Цикл стихов Вознесенского «Антимиры», написанный в 1964 году, был поставлен в виде сцен и песен Театром на Таганке, где впервые на сцену с гитарой вышел Владимир Высоцкий. На Таганке был поставлен также спектакль «Берегите ваши лица», снятый сразу же после премьеры. На одной из встреч со зрителями Любимова спросили: «Будьте любезны, Юрий Петрович, вот у Вас был такой интересный спектакль, где участвовал Владимир Семенович Высоцкий. И там были слова: «белый линолеум, червоные следы, там были опущены у вас штанкеты»… Вот скажите…» Любимов перебил спрашивавшего: «Ой, нет, это другой спектакль. Это были «Берегите лица», где Владимир первый раз в жизни спел «Охоту на волков». И спектакль закрыли. А меня выгнали. Нет, это не было пьесой. Это были стихи Вознесенского, превращенные… Я же часто делал поэтические свои спектакли. Это был один из поэтических спектаклей на основе поэзии Андрея Вознесенского. Но впервые, и к чести Андрея, он согласился, чтобы Володя спел свою песню.

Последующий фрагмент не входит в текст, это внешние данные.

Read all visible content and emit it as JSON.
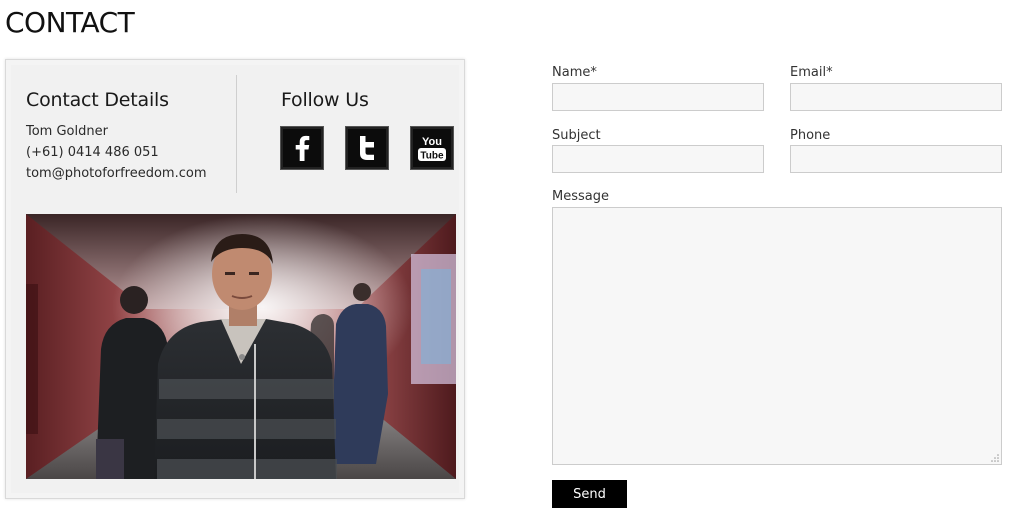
{
  "page": {
    "title": "CONTACT"
  },
  "contact_details": {
    "heading": "Contact Details",
    "name": "Tom Goldner",
    "phone": "(+61) 0414 486 051",
    "email": "tom@photoforfreedom.com"
  },
  "follow_us": {
    "heading": "Follow Us",
    "icons": [
      {
        "name": "facebook-icon",
        "glyph": "f"
      },
      {
        "name": "twitter-icon",
        "glyph": "t"
      },
      {
        "name": "youtube-icon",
        "glyph_top": "You",
        "glyph_bottom": "Tube"
      }
    ]
  },
  "form": {
    "name_label": "Name*",
    "email_label": "Email*",
    "subject_label": "Subject",
    "phone_label": "Phone",
    "message_label": "Message",
    "name_value": "",
    "email_value": "",
    "subject_value": "",
    "phone_value": "",
    "message_value": "",
    "send_label": "Send"
  },
  "colors": {
    "card_bg": "#f4f4f4",
    "input_bg": "#f7f7f7",
    "input_border": "#cccccc",
    "button_bg": "#000000",
    "button_text": "#ffffff"
  }
}
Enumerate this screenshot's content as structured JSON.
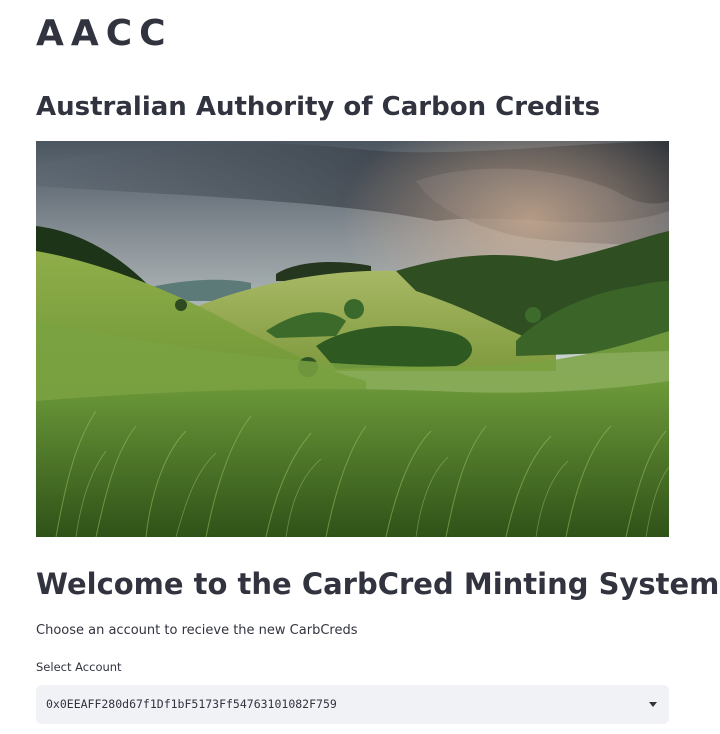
{
  "app": {
    "title": "AACC",
    "heading": "Australian Authority of Carbon Credits"
  },
  "hero": {
    "icon": "landscape-image"
  },
  "welcome": {
    "heading": "Welcome to the CarbCred Minting System",
    "instructions": "Choose an account to recieve the new CarbCreds"
  },
  "account_select": {
    "label": "Select Account",
    "selected_value": "0x0EEAFF280d67f1Df1bF5173Ff54763101082F759"
  },
  "colors": {
    "text": "#31333f",
    "select_background": "#f0f2f6"
  }
}
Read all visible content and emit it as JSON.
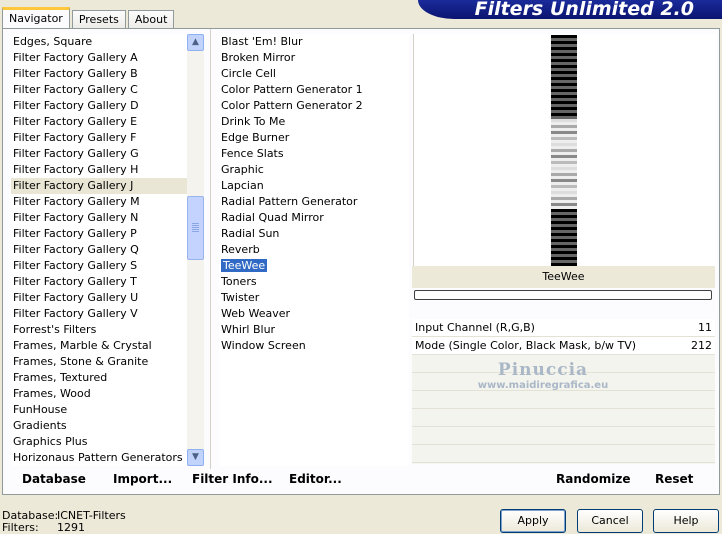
{
  "tabs": [
    "Navigator",
    "Presets",
    "About"
  ],
  "title": "Filters Unlimited 2.0",
  "categories": [
    "Edges, Square",
    "Filter Factory Gallery A",
    "Filter Factory Gallery B",
    "Filter Factory Gallery C",
    "Filter Factory Gallery D",
    "Filter Factory Gallery E",
    "Filter Factory Gallery F",
    "Filter Factory Gallery G",
    "Filter Factory Gallery H",
    "Filter Factory Gallery J",
    "Filter Factory Gallery M",
    "Filter Factory Gallery N",
    "Filter Factory Gallery P",
    "Filter Factory Gallery Q",
    "Filter Factory Gallery S",
    "Filter Factory Gallery T",
    "Filter Factory Gallery U",
    "Filter Factory Gallery V",
    "Forrest's Filters",
    "Frames, Marble & Crystal",
    "Frames, Stone & Granite",
    "Frames, Textured",
    "Frames, Wood",
    "FunHouse",
    "Gradients",
    "Graphics Plus",
    "Horizonaus Pattern Generators"
  ],
  "selected_category": "Filter Factory Gallery J",
  "filters": [
    "Blast 'Em! Blur",
    "Broken Mirror",
    "Circle Cell",
    "Color Pattern Generator 1",
    "Color Pattern Generator 2",
    "Drink To Me",
    "Edge Burner",
    "Fence Slats",
    "Graphic",
    "Lapcian",
    "Radial Pattern Generator",
    "Radial Quad Mirror",
    "Radial Sun",
    "Reverb",
    "TeeWee",
    "Toners",
    "Twister",
    "Web Weaver",
    "Whirl Blur",
    "Window Screen"
  ],
  "selected_filter": "TeeWee",
  "preview": {
    "label": "TeeWee"
  },
  "params": [
    {
      "label": "Input Channel (R,G,B)",
      "value": "11"
    },
    {
      "label": "Mode (Single Color, Black Mask, b/w TV)",
      "value": "212"
    }
  ],
  "watermark": {
    "name": "Pinuccia",
    "url": "www.maidiregrafica.eu"
  },
  "panel_buttons": {
    "database": "Database",
    "import": "Import...",
    "filter_info": "Filter Info...",
    "editor": "Editor...",
    "randomize": "Randomize",
    "reset": "Reset"
  },
  "footer": {
    "database_label": "Database:",
    "database_value": "ICNET-Filters",
    "filters_label": "Filters:",
    "filters_value": "1291"
  },
  "buttons": {
    "apply": "Apply",
    "cancel": "Cancel",
    "help": "Help"
  },
  "colors": {
    "title_bg": "#0a1470",
    "selection": "#316ac5",
    "window_bg": "#ece9d8"
  }
}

И вот он впервые спел, официально спел, со сцены «Охоту на волков». И зал разразился в неистовых аплодисментах, ногами топали и орали: повторить, повторить, повторить! Но повторить не удалось, спектакль закрыли».
Другим известным произведением, поставленным на театральных подмостках, стала рок-опера Андрея Вознесенского «Юнона и Авось», музыку к которой написал Алексей Рыбников. Эта постановка вот уже много лет пользуется огромной популярностью в московском театре «Ленком» и в других театрах России, как ближнего, так и дальнего зарубежья. Настоящими соратниками, близкими по духу Андрею Вознесенскому, стали для поэта художественные руководители театра на Таганке и «Ленкома» – Юрий Любимов и Марк Захаров.

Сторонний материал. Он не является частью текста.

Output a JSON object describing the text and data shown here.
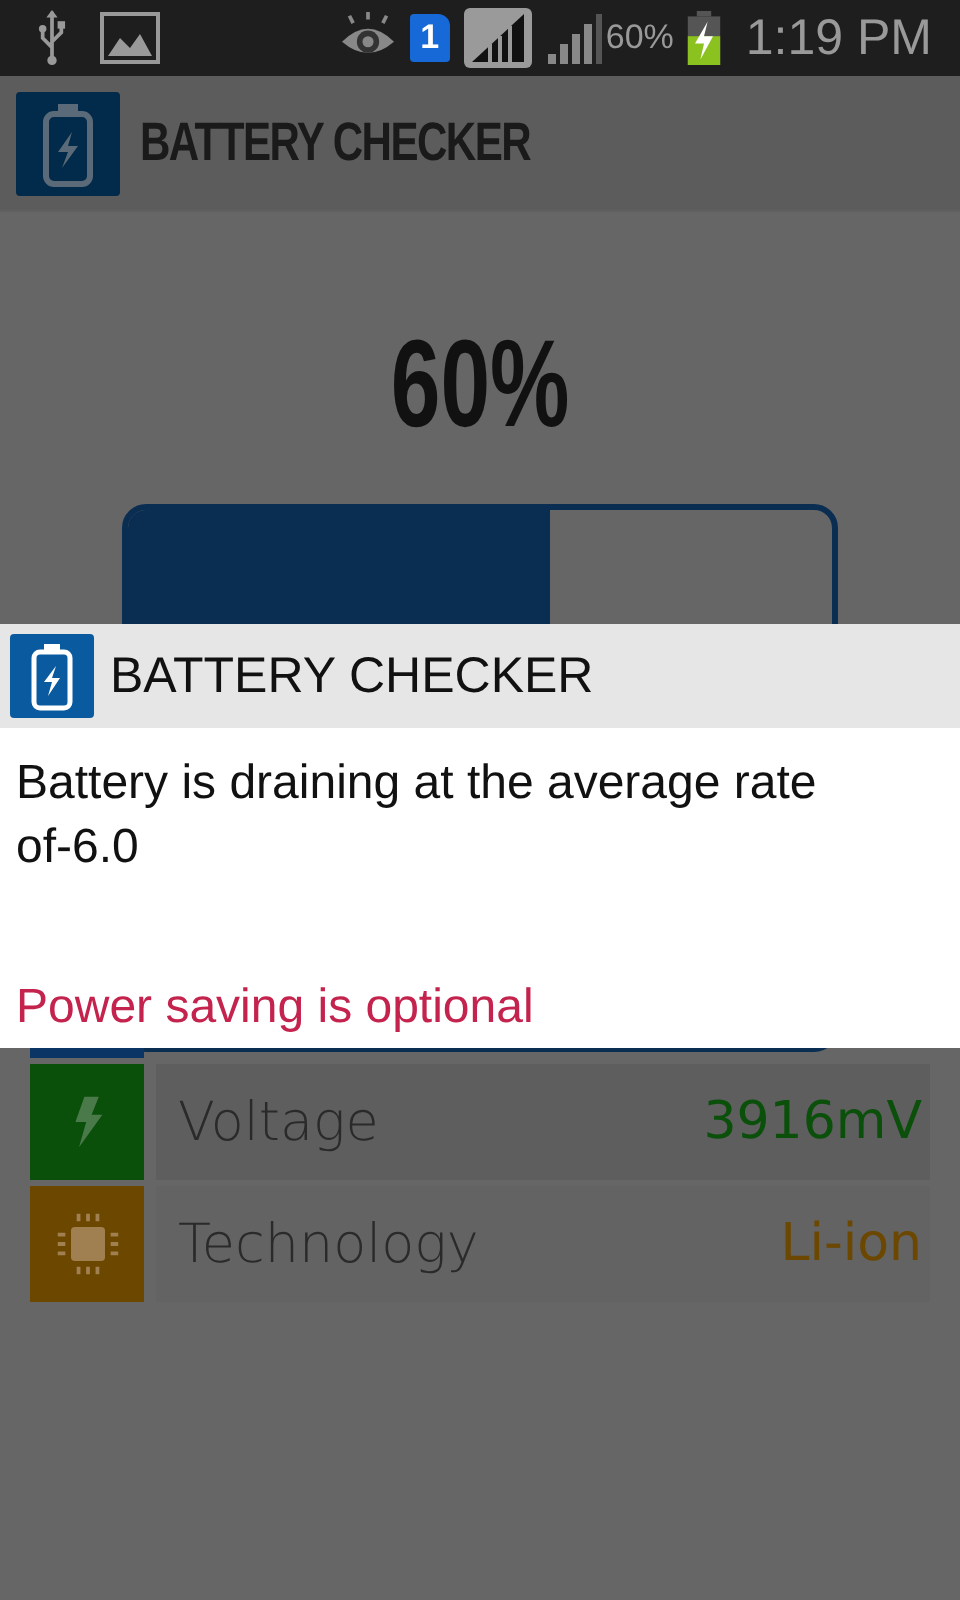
{
  "status_bar": {
    "sim_slot": "1",
    "battery_percent": "60%",
    "time": "1:19 PM"
  },
  "app_bar": {
    "title": "BATTERY CHECKER"
  },
  "battery": {
    "percent": "60%",
    "level": 0.6
  },
  "rows": [
    {
      "label": "Voltage",
      "value": "3916mV",
      "color": "#0a4f0a",
      "kind": "voltage"
    },
    {
      "label": "Technology",
      "value": "Li-ion",
      "color": "#6b4700",
      "kind": "technology"
    }
  ],
  "dialog": {
    "title": "BATTERY CHECKER",
    "message": "Battery is draining at the average rate of-6.0",
    "note": "Power saving is optional"
  }
}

Марк Захаров рассказывал: «Вознесенский сыграл громадную роль в становлении нашего театра, около 30 лет назад придумав произведение, признанное визитной карточкой труппы. Для нашего спектакля к своей поэме он дописал немало строк, которые еще больше украсили эту рок-оперу. Спектакль «Юнона и Авось» обрел широкую известность не только в России, но и за рубежом. И это произошло во многом благодаря дружбе Вознесенского с великим модельером Пьером Карденом, авторитет которого способствовал показу постановки в Париже, Нью-Йорке и других крупнейших городах мира».

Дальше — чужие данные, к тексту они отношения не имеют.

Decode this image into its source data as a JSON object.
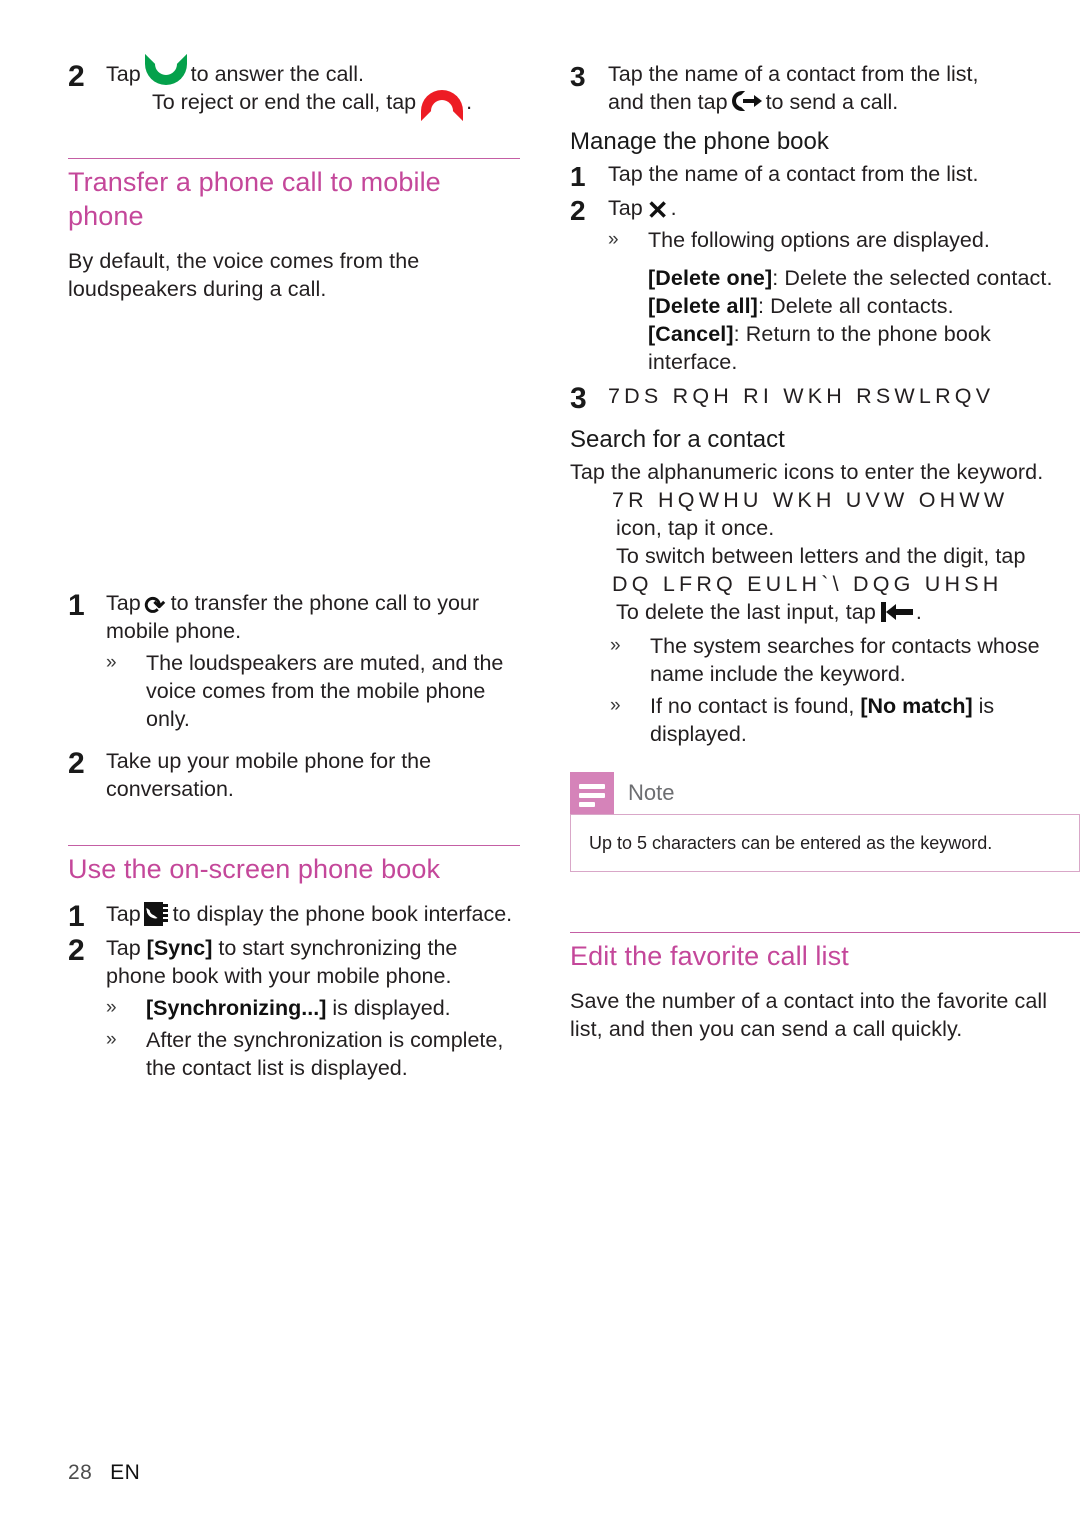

Не меньше Андрей Андреевич сделал и для театра на Таганке. Вознесенский рассказывал: «Когда Таганка как театр еще зарождалась, даже не имела своего имени (помню, как потом скопом долго подбирали ей наименование, а начальство все не разрешало ее «Таганкой» называть), ко мне на Елоховскую приехали ее создатель – Юрий Любимов и завлит Элла Левина. Он еще не был великим режиссером, но уже чувствовал свое предназначение, нетерпеливо поигрывал под курткой плечами гимнаста, привыкшего крутить «солнце» на турнике. На него опасливо косились в коридорах власти. Гости предложили мне стать автором нового театра. Дело в том, что Любимову с его Вахтанговской студией дали помещение малоизвестного театра на Таганке. Идея приглашающей стороны – устроим вечер «Поэт и театр», будет скандал, и публика узнает путь к театру. Я согласился читать во втором отделении, если в первом актеры будут читать за меня. Результатом явились два сценических вечера, именовавшихся в афише «Поэт и театр». Полтора месяца репетировали. Музыку написали В.Высоцкий, В.Васильев и Б.Хмельницкий. Так родился спектакль «Антимиры», прошедший потом более 900 раз».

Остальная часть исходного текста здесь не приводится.